Skor NUTRIC tampil lebih baik dibandingkan dengan skor HARUS di

pasien yang sakit kritis.20 Studi banding antara NUTRIC dan

Skor NRS 2002 menunjukkan hasil yang tidak konsisten. Dalam satu retrospektif

studi, NRS 2002 menunjukkan sensitivitas dan spesifisitas yang lebih tinggi untuk

diagnosis malnutrisi jika dibandingkan dengan skor NUTRIC,21 sementara

studi retrospektif lainnya oleh Canales et al.22 menemukan bahwa NUTRIC

skor lebih tinggi dari NRS 2002 untuk menilai risiko malnutrisi. Sebuah

studi observasional oleh Coltman et al.23 menemukan skor NUTRIC

tidak berbeda dengan skrining rutin. Dalam pengamatan baru-baru ini

studi, skor NUTRIC juga mampu mengidentifikasi risiko tinggi sakit kritis

pasien COVID-19.24

PRAKTIS L IMPLIKASI NUTRISI N AL

Asesmen pada Pasien Kritis

Penilaian gizi dan resep pada pasien sakit kritis adalah

sering diabaikan di seluruh dunia. Pedoman internasional merekomendasikan hal itu

setiap pasien harus diskrining untuk malnutrisi dalam waktu 24-48

jam masuk ICU, karena banyak dari pasien ini berisiko atau

mungkin memiliki malnutrisi saat masuk ke ICU karena yang mendasarinya

keparahan penyakit.

Malnutrisi dan pengecilan otot terjadi di awal selama ICU

tinggal karena ketidakseimbangan antara energi dan protein

kebutuhan dan asupan. Seorang ahli nutrisi terlatih atau ahli gizi adalah
tidak perlu untuk mengidentifikasi pasien yang, atau berisiko malnutrisi.

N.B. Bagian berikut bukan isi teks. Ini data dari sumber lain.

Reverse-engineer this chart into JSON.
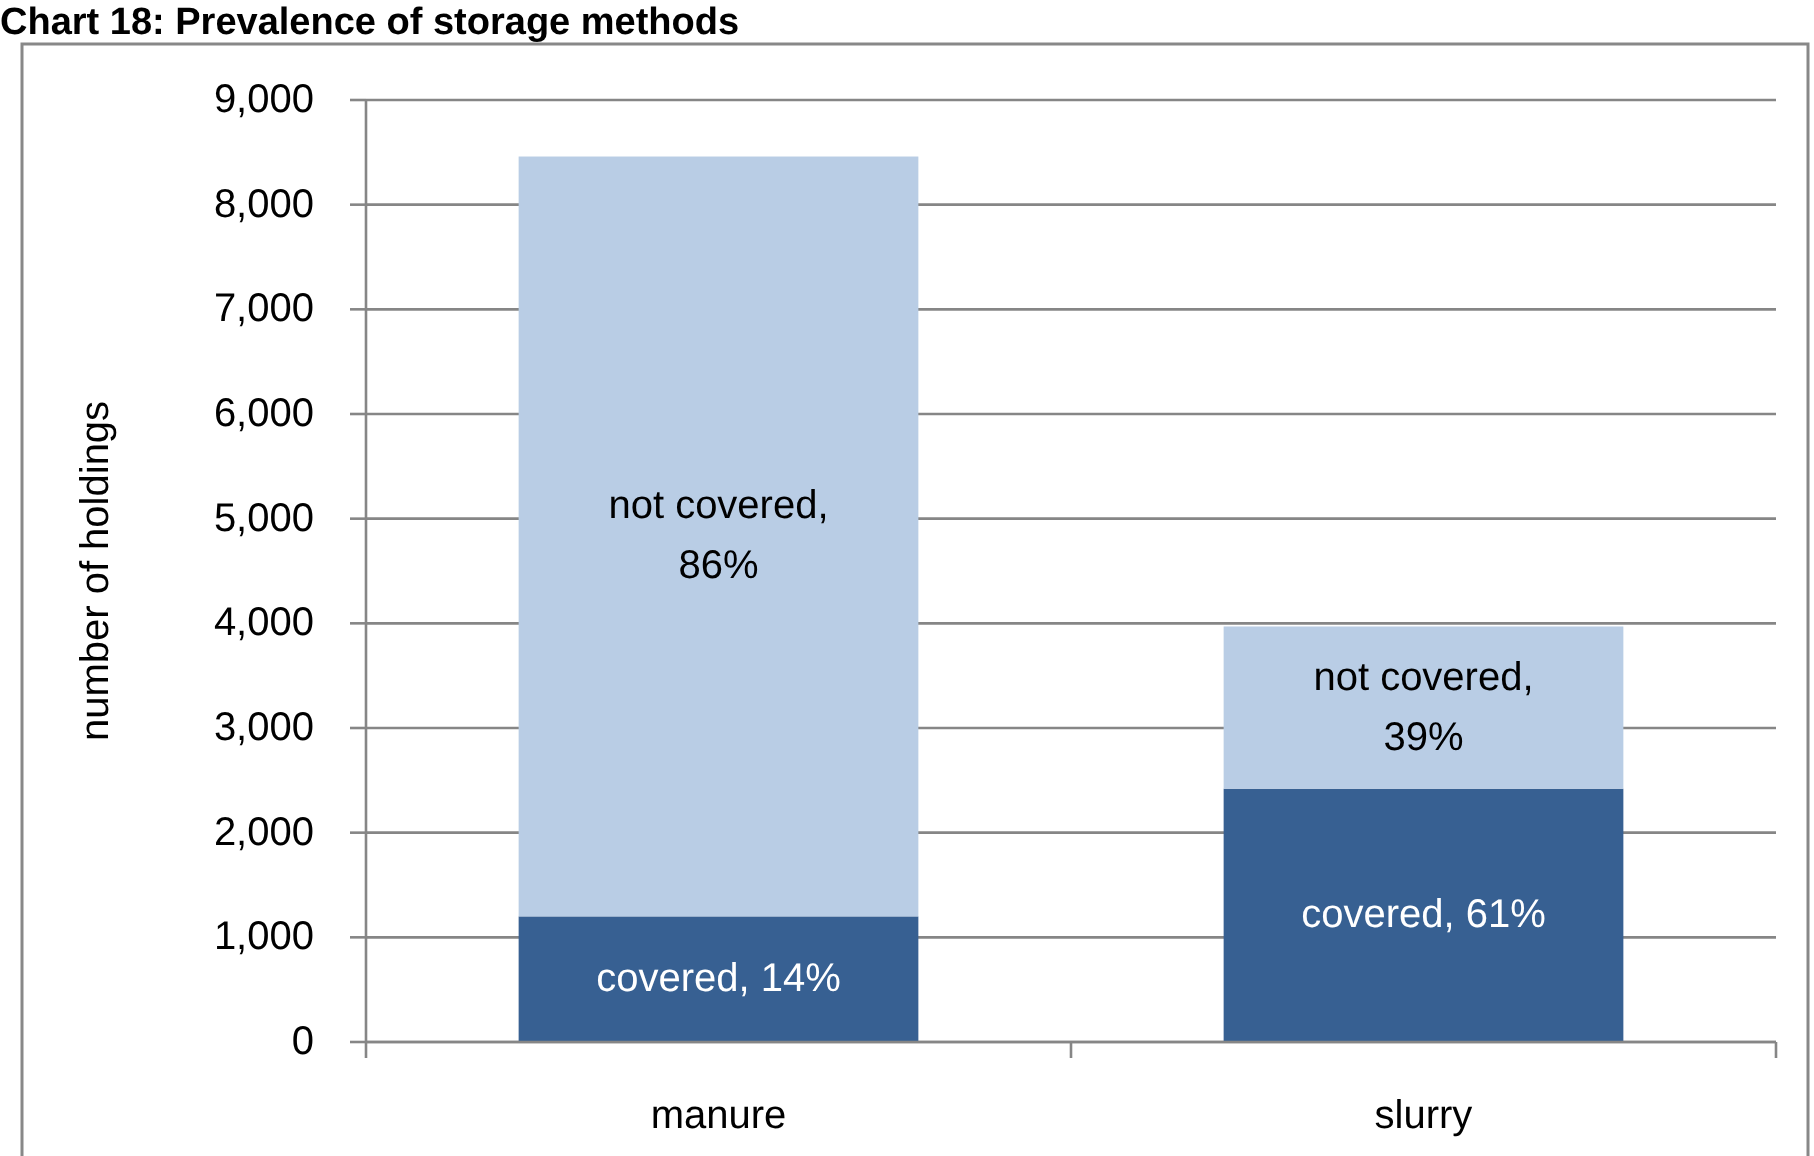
{
  "chart_data": {
    "type": "bar",
    "title": "Chart 18: Prevalence of storage methods",
    "ylabel": "number of holdings",
    "categories": [
      "manure",
      "slurry"
    ],
    "stacked": true,
    "series": [
      {
        "color": "#376092",
        "values": [
          1200,
          2420
        ]
      },
      {
        "color": "#b9cde5",
        "values": [
          7260,
          1550
        ]
      }
    ],
    "annotations": [
      "covered, 14%",
      "covered, 61%",
      "not covered, 86%",
      "not covered, 39%"
    ],
    "ylim": [
      0,
      9000
    ],
    "yticks": [
      0,
      {
        "value": 1000,
        "label": "1,000"
      },
      {
        "value": 2000,
        "label": "2,000"
      },
      {
        "value": 3000,
        "label": "3,000"
      },
      {
        "value": 4000,
        "label": "4,000"
      },
      {
        "value": 5000,
        "label": "5,000"
      },
      {
        "value": 6000,
        "label": "6,000"
      },
      {
        "value": 7000,
        "label": "7,000"
      },
      {
        "value": 8000,
        "label": "8,000"
      },
      {
        "value": 9000,
        "label": "9,000"
      }
    ],
    "grid": "y"
  }
}
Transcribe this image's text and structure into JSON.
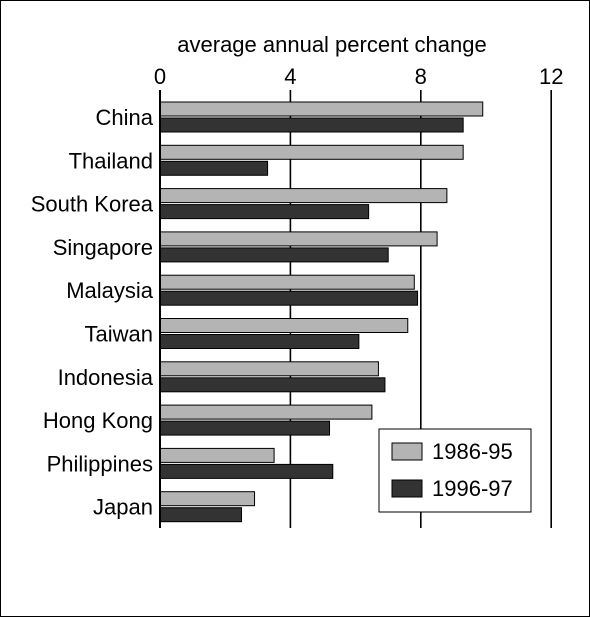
{
  "chart_data": {
    "type": "bar",
    "orientation": "horizontal",
    "title": "average annual percent change",
    "xlim": [
      0,
      12
    ],
    "xticks": [
      0,
      4,
      8,
      12
    ],
    "grid": true,
    "legend_position": "bottom-right",
    "categories": [
      "China",
      "Thailand",
      "South Korea",
      "Singapore",
      "Malaysia",
      "Taiwan",
      "Indonesia",
      "Hong Kong",
      "Philippines",
      "Japan"
    ],
    "series": [
      {
        "name": "1986-95",
        "color": "#b4b4b4",
        "values": [
          9.9,
          9.3,
          8.8,
          8.5,
          7.8,
          7.6,
          6.7,
          6.5,
          3.5,
          2.9
        ]
      },
      {
        "name": "1996-97",
        "color": "#333333",
        "values": [
          9.3,
          3.3,
          6.4,
          7.0,
          7.9,
          6.1,
          6.9,
          5.2,
          5.3,
          2.5
        ]
      }
    ]
  }
}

Penilaian nutrisi dimulai dengan riwayat pasien yang baik dan fisik

pemeriksaan untuk kekurusan dan kehilangan massa otot. Tapi kehilangan

fungsi otot dapat terjadi jauh sebelum hilangnya massa otot,

yang mungkin tidak diketahui pada penderita obesitas atau cairan yang tertahan dalam keadaan sakit
kritis

pasien, kecuali disaring secara aktif. pengukuran antropometri

seperti berat pasien di ICU secara teknis sulit dan dapat berfluktuasi

secara luas karena pergeseran cairan selama tinggal ICU.

Skor NUTRIC adalah alat skrining mudah yang dapat digunakan di

samping tempat tidur. Jika ditemukan berisiko, pasien harus dinilai secara rinci

oleh ahli gizi/ahli gizi atau oleh dokter yang merawat jika ahli gizi

tidak tersedia. Penilaian gizi harus dilakukan

menggunakan alat SGA. SGA meskipun divalidasi pada pasien yang sakit kritis memiliki keterbatasan;
untuk mendapatkan antropometri yang diperlukan

pengukuran dan penilaian fungsi otot pada pasien yang dibius

mungkin hampir mustahil.

Penilaian komposisi tubuh menggunakan USG, dihitung

tomografi, dan bioimpedansi adalah alat yang relatif baru dan

secara teknis terbatas pada pasien yang sakit kritis, saat ini sedang digunakan

hanya untuk penelitian.

Skrining dan penilaian gizi harus dilakukan secara terus menerus

proses untuk semua pasien rawat inap sehingga dapat melakukan intervensi sejak dini

diperlukan suplementasi protein dan energi.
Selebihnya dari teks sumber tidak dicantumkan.